HET HOF VAN JUSTITIE (Vijfde kamer),
uitspraak doende op de door het Bundesfinanzhof bij beschikking van 30 november 2000 gestelde vragen, verklaart voor recht:
1)
Bij onderzoek van de procedure die heeft geleid tot de vaststelling van beschikking 2000/186/EG van de Raad van 28 februari
2000 waarbij de Bondsrepubliek Duitsland wordt gemachtigd af te wijken van de artikelen 6 en 17 van de Zesde richtlijn (77/388/EEG)
betreffende de harmonisatie van de wetgevingen der lidstaten inzake omzetbelasting – Gemeenschappelijk stelsel van belasting
over de toegevoegde waarde: uniforme grondslag, is niet gebleken van enige onregelmatigheid die de geldigheid van deze beschikking
kan aantasten.
2)
Artikel 3 van beschikking 2000/186 is ongeldig voorzover daarin wordt bepaald dat de door de Raad van de Europese Unie aan
de Bondsrepubliek Duitsland verleende machtiging met terugwerkende kracht vanaf 1 april 1999 van toepassing is.
3)
Artikel 2 van beschikking 2000/186 voldoet aan de inhoudelijke eisen van artikel 27, lid 1, van de Zesde richtlijn (77/388)

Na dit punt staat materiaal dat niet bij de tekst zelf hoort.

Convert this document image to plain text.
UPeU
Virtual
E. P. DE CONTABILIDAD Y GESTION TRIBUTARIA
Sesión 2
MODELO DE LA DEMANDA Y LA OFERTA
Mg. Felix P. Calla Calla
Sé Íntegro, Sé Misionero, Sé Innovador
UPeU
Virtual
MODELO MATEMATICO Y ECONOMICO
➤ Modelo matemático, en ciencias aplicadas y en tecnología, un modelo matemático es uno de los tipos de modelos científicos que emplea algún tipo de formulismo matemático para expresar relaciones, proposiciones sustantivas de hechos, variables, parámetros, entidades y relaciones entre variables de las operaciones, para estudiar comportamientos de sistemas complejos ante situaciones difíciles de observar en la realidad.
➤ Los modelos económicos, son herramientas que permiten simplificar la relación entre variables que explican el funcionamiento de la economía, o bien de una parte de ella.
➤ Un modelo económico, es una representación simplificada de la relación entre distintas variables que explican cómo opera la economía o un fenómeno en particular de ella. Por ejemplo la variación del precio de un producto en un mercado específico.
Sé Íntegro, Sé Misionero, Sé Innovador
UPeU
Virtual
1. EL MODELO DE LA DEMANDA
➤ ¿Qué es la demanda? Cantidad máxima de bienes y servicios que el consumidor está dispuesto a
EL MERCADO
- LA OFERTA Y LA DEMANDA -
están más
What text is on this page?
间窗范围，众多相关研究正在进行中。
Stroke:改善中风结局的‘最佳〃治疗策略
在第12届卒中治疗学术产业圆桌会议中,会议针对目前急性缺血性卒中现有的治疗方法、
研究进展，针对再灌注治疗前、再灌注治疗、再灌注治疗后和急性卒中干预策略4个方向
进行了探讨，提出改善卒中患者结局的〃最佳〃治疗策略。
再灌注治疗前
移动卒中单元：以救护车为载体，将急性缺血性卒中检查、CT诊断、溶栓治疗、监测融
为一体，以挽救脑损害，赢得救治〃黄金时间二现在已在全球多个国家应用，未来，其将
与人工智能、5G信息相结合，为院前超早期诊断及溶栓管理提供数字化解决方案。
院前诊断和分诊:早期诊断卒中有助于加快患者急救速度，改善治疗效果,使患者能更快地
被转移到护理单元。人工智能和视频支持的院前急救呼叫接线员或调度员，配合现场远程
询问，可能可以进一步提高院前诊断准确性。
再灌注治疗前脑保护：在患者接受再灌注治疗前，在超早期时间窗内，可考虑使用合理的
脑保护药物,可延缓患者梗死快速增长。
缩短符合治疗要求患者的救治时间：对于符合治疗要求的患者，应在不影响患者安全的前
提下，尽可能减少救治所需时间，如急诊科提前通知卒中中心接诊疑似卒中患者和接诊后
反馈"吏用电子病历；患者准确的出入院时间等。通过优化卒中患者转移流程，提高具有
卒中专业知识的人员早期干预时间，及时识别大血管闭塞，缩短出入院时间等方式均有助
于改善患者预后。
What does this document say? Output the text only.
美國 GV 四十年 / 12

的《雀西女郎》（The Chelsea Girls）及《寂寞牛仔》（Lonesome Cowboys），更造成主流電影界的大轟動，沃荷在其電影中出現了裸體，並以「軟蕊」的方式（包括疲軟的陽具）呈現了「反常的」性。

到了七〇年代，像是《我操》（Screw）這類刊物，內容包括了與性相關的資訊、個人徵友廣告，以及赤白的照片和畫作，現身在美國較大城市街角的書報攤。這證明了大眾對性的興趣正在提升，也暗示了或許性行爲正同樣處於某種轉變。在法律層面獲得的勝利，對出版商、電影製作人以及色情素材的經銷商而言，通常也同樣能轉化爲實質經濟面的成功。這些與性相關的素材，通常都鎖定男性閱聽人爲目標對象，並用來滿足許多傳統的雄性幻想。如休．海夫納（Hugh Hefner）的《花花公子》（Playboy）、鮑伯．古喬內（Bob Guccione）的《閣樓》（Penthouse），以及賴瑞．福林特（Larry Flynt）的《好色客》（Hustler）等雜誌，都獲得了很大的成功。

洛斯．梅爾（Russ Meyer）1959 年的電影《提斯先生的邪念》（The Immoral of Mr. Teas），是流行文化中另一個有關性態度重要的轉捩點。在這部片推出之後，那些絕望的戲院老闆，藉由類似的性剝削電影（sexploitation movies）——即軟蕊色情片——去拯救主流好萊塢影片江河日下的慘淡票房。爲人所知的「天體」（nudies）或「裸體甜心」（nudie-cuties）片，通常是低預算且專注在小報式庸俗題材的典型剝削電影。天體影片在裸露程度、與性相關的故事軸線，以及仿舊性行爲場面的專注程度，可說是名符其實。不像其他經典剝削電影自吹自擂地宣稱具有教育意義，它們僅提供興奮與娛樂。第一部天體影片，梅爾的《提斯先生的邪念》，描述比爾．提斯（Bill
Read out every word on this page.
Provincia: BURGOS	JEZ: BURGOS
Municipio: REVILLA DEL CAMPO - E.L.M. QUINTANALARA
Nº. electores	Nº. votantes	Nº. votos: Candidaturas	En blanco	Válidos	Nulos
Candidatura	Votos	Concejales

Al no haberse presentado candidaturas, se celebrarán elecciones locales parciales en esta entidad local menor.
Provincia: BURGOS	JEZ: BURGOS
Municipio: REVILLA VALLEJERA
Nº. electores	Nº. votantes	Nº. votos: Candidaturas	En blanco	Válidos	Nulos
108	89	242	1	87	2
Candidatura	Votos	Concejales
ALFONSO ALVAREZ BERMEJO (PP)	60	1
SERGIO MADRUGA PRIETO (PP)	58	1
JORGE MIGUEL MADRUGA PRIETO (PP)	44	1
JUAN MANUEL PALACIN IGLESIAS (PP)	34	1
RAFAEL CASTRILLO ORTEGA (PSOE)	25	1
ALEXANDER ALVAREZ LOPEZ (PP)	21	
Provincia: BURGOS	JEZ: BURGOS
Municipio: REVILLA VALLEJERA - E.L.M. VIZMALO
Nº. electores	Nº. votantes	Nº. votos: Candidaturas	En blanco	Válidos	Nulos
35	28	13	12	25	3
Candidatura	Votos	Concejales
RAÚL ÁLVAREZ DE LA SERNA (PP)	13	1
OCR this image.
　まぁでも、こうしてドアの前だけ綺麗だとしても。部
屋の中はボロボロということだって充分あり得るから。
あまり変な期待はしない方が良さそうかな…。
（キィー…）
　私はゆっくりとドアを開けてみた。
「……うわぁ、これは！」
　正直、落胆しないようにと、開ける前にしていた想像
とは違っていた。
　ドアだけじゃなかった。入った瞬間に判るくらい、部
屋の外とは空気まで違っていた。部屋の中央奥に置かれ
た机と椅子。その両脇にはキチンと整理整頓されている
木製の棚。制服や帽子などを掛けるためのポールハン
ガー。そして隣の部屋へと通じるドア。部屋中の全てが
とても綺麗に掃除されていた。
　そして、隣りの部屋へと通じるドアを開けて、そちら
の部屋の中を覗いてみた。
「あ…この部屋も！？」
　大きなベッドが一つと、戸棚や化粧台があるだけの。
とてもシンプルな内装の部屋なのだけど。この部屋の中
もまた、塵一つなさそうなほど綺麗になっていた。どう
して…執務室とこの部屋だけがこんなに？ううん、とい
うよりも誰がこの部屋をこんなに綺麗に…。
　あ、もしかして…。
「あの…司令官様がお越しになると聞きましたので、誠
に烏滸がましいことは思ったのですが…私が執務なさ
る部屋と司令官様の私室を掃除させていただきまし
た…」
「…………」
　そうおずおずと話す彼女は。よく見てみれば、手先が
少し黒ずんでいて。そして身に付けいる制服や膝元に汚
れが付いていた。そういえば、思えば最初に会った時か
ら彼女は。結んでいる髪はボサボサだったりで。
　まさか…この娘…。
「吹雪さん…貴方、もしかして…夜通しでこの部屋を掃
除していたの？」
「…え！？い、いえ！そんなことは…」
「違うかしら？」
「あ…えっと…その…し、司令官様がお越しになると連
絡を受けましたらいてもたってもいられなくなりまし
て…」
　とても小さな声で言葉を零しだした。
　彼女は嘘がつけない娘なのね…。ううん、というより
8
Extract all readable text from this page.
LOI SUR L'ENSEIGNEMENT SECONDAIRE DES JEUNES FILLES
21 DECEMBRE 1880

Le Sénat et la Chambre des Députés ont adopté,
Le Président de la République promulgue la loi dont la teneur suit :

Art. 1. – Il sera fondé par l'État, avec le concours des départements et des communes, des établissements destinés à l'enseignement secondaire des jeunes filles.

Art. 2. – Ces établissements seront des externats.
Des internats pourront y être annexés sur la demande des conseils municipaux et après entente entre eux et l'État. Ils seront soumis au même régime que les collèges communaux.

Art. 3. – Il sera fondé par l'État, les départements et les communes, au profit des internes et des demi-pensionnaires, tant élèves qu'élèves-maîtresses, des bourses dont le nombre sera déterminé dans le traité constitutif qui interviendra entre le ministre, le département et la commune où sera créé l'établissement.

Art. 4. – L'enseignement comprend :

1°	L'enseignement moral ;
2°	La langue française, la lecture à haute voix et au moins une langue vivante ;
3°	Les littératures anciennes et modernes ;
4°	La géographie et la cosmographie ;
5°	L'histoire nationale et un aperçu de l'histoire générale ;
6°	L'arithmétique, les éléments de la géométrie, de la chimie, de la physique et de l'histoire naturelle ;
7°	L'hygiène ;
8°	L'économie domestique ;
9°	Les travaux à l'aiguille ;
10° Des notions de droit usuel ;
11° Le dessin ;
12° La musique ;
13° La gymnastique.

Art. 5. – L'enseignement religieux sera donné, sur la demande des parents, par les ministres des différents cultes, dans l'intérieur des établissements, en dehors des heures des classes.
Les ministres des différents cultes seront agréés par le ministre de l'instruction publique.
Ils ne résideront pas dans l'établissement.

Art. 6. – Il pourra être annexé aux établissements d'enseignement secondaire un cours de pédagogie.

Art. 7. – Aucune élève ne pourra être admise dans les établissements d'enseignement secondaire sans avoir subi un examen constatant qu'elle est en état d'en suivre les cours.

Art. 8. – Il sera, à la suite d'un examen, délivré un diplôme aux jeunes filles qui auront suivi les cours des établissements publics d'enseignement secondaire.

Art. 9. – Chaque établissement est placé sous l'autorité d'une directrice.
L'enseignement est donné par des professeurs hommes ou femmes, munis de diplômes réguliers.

van de Raad van 17 mei 1977 betreffende de harmonisatie van de wetgevingen der lidstaten inzake omzetbelasting – Gemeenschappelijk
stelsel van belasting over de toegevoegde waarde: uniforme grondslag, zoals gewijzigd bij richtlijn 95/7/EG van de Raad van
10 april 1995, en is niet ongeldig.
Jann
Timmermans
von Bahr
Uitgesproken ter openbare terechtzitting te Luxemburg op 29 april 2004.